Trump, NATO ülkelerinden savunma harcamalarını artırmalarını bir kez daha ısrarla talep edebilir, en ağır yükü ABD’nin taşımaması gerektiğini vurgulayabilir. Bu yaklaşım, ittifak içinde gerilimlere yol açmış, ancak sorumlulukların yeniden dağıtılmasıyla Avrupa ülkelerinin kendi güvenliklerine daha fazla katkı sağlamasını teşvik ederek NATO’nun güçlenmesini sağlamıştı.
Trump ayrıca Moskova ile daha yakın ilişkiler kurma niyetini dile getirmiş, Putin hakkında olumlu konuşmuş ve Çin’i de kapsayacak yeni bir nükleer silah kontrol anlaşması arayışında olmuştu. Fakat bu hedefler, Rusya’ya dönük ek yaptırımlara ve Ukrayna’ya daha fazla yardıma yol açmış, böylece ABD-Rusya ilişkilerinde sahici bir iyileşmenin önüne geçmişti.
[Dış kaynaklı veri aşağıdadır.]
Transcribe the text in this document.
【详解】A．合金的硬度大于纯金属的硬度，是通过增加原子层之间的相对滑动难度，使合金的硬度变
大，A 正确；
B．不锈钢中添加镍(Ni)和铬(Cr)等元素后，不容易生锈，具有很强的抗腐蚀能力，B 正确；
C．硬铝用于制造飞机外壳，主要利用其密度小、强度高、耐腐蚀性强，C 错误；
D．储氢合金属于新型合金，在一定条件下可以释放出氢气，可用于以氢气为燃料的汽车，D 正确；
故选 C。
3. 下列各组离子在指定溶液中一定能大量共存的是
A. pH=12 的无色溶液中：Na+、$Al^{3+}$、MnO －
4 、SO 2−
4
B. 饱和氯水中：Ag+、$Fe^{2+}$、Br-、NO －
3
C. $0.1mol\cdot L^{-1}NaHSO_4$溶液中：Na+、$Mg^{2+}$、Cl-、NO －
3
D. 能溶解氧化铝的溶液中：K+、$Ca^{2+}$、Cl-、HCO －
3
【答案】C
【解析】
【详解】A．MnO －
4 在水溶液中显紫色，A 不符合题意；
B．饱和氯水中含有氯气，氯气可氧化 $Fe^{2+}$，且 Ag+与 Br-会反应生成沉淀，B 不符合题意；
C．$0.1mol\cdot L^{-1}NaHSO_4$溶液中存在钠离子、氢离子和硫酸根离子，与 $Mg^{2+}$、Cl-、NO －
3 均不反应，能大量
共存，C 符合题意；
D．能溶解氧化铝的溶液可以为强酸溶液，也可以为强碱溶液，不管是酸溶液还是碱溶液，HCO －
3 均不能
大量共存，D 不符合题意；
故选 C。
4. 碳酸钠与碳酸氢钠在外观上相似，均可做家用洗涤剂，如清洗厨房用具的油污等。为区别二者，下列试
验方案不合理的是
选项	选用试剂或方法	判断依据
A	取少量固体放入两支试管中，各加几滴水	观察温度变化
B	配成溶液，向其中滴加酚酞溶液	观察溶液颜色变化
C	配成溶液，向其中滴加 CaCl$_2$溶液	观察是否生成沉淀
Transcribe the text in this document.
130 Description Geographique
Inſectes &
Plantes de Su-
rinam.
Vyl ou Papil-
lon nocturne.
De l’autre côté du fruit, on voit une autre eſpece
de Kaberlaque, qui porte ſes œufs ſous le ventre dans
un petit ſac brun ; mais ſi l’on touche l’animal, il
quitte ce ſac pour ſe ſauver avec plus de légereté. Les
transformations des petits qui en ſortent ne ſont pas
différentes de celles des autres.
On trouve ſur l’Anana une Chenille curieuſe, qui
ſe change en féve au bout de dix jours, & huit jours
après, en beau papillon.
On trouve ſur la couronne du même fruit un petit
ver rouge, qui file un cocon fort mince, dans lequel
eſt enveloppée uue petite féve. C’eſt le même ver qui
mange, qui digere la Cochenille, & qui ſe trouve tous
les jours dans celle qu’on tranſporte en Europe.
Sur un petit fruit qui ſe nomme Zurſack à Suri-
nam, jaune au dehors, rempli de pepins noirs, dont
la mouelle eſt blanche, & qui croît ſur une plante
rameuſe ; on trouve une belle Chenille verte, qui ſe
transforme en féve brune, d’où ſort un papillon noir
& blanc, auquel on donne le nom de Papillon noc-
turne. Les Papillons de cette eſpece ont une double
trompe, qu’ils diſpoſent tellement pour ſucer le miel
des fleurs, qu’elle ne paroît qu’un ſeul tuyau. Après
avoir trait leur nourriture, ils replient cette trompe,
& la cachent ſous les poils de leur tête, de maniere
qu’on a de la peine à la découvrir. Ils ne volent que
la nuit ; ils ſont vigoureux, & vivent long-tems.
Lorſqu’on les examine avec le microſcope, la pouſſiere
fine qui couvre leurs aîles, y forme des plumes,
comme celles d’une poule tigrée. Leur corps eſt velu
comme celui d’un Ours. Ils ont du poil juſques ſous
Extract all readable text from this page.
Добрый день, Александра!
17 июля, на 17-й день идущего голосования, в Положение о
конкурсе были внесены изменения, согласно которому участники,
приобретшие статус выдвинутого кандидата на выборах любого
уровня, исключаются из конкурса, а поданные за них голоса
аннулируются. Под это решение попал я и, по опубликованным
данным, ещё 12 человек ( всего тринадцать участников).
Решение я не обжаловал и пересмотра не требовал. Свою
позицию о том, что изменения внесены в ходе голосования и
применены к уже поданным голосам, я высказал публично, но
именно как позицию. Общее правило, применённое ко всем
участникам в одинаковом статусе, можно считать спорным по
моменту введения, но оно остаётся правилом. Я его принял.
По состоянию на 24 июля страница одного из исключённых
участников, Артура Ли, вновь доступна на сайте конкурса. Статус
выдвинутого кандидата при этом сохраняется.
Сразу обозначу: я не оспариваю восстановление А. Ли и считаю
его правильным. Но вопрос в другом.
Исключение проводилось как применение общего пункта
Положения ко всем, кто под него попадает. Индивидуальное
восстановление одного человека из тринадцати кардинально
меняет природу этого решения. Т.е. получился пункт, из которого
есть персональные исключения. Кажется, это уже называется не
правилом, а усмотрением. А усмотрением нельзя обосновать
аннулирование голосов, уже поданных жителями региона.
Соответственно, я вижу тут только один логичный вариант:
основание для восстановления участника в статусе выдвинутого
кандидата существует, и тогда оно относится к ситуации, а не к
Trump yönetiminde ABD, Çin ile aktif bir ticaret savaşına girişmiş, yüksek teknoloji sektörlerindeki iş birliğini kısıtlamış ve Çin’in Asya ile diğer bölgelerdeki etkisine karşı önlemler almıştı. Ancak bu çatışmacı adımlar, Obama yönetimi döneminde başlatılan “Asya’ya Yönelim” [Pivot to Asia] stratejisinin ve caydırma politikalarının mantıklı bir devamı niteliğindeydi, dolayısıyla büyük bir politika değişikliği olarak değerlendirilemez.
Ukrayna dosyası: Yardımlardaki sürekli azalış
Trump’ın ikinci dönemindeki dış politika önceliklerinden biri, Ukrayna’daki ihtilaf olacak. Seçim kampanyası sırasında Trump, başkan olduğunda Ukrayna’nın Rusya’ya karşı savaşını hızla sona erdirebileceğini iddia etti. Ancak, Ukrayna’ya yardımı artırma taahhüdünde bulunmayacağını, Avrupa ülkelerinin desteğin daha büyük bir kısmını üstlenmesi gerektiğini savundu.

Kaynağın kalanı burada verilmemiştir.